Missile defense plays an important role in the new National Defense Strategy released earlier this year. The head of the Army’s Space and Missile Defense Command, Lt. Gen. James Dickinson, told Defense News at the Association of the U.S. Army’s annual conference that the organization is currently updating the strategy. He also noted that the service’s current investments and road map for missile defense is aligning with the goals set forward in the NDS.
“We’ve got a great defense budget right now,” he said. “The investments we are making right now, that are in line with what that strategy [is], will eventually roll out.”
The last AMD strategy was crafted in 2012. In 2015, the command updated the document, Dickson explained, but since then much has changed, including the NDS, the establishment of a new four-star command — Army Futures Command — tasked to more effectively and rapidly modernize the force, and the formulation and refinement of multidomain operations as a concept.
“We now see threats that we didn’t see necessarily back in 2015 as near peer, and so we’ve had to adjust our strategy or tailor our strategy to make sure that we account for that,” Dickinson said.
Dickinson had said early in 2018 that the strategy would roll out in the summer, but that was before the NDS was released. He would not comment on when the strategy might come out.
The strategy will likely focus on the need to move to an integrated, tiered and layered missile defense architecture, Dickinson said.
“We’ve got some wonderful systems that we have, and have developed over many years, that are very capable and very lethal,” Dickinson said. “We need to make sure that we build those capabilities so that they are integrated together and that they are tiered.

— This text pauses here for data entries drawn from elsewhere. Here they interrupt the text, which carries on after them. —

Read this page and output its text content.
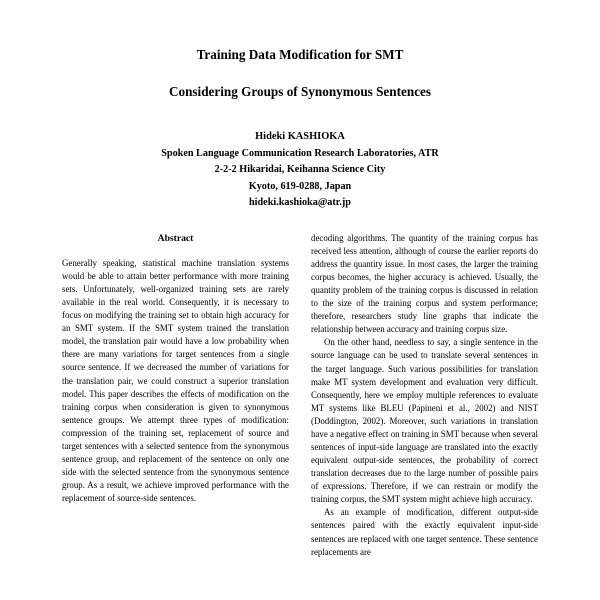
Training Data Modification for SMT
Considering Groups of Synonymous Sentences
Hideki KASHIOKA
Spoken Language Communication Research Laboratories, ATR
2-2-2 Hikaridai, Keihanna Science City
Kyoto, 619-0288, Japan
hideki.kashioka@atr.jp
Abstract

Generally speaking, statistical machine translation systems would be able to attain better performance with more training sets. Unfortunately, well-organized training sets are rarely available in the real world. Consequently, it is necessary to focus on modifying the training set to obtain high accuracy for an SMT system. If the SMT system trained the translation model, the translation pair would have a low probability when there are many variations for target sentences from a single source sentence. If we decreased the number of variations for the translation pair, we could construct a superior translation model. This paper describes the effects of modification on the training corpus when consideration is given to synonymous sentence groups. We attempt three types of modification: compression of the training set, replacement of source and target sentences with a selected sentence from the synonymous sentence group, and replacement of the sentence on only one side with the selected sentence from the synonymous sentence group. As a result, we achieve improved performance with the replacement of source-side sentences.

decoding algorithms. The quantity of the training corpus has received less attention, although of course the earlier reports do address the quantity issue. In most cases, the larger the training corpus becomes, the higher accuracy is achieved. Usually, the quantity problem of the training corpus is discussed in relation to the size of the training corpus and system performance; therefore, researchers study line graphs that indicate the relationship between accuracy and training corpus size.

On the other hand, needless to say, a single sentence in the source language can be used to translate several sentences in the target language. Such various possibilities for translation make MT system development and evaluation very difficult. Consequently, here we employ multiple references to evaluate MT systems like BLEU (Papineni et al., 2002) and NIST (Doddington, 2002). Moreover, such variations in translation have a negative effect on training in SMT because when several sentences of input-side language are translated into the exactly equivalent output-side sentences, the probability of correct translation decreases due to the large number of possible pairs of expressions. Therefore, if we can restrain or modify the training corpus, the SMT system might achieve high accuracy.

As an example of modification, different output-side sentences paired with the exactly equivalent input-side sentences are replaced with one target sentence. These sentence replacements are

And what I mean by tiered is that you have more than one capability that can defeat a certain threat or certain threats.”
There’s no silver bullet to handling all threats when it comes to missile defense, Dickinson noted. “But you have many that you can employ to make it very confusing for our adversaries in how we are defeating that particular threat,” he said.
The Army is currently working to tie together two of its key AMD systems — the Patrtiot medium-range missile defense system and the Terminal High Altitude Area Defense system — to detect and respond at greater ranges but also to supply flexible defeat options to commanders.
The service is also developing an Integrated AMD system to replace Patriot that will have a new command-and control system and a new, more capable radar.
Additionally, the Army is working to address the cruise missile threat through its Indirect Fire Protection Capability Increment 2 program and may bring on an interim capability to get after the threat before IFPC Inc. 2 is ready.
With all of these plans, the Army is moving faster than some previous efforts and has drastically reduced timelines on its major lines of AMD modernization goals.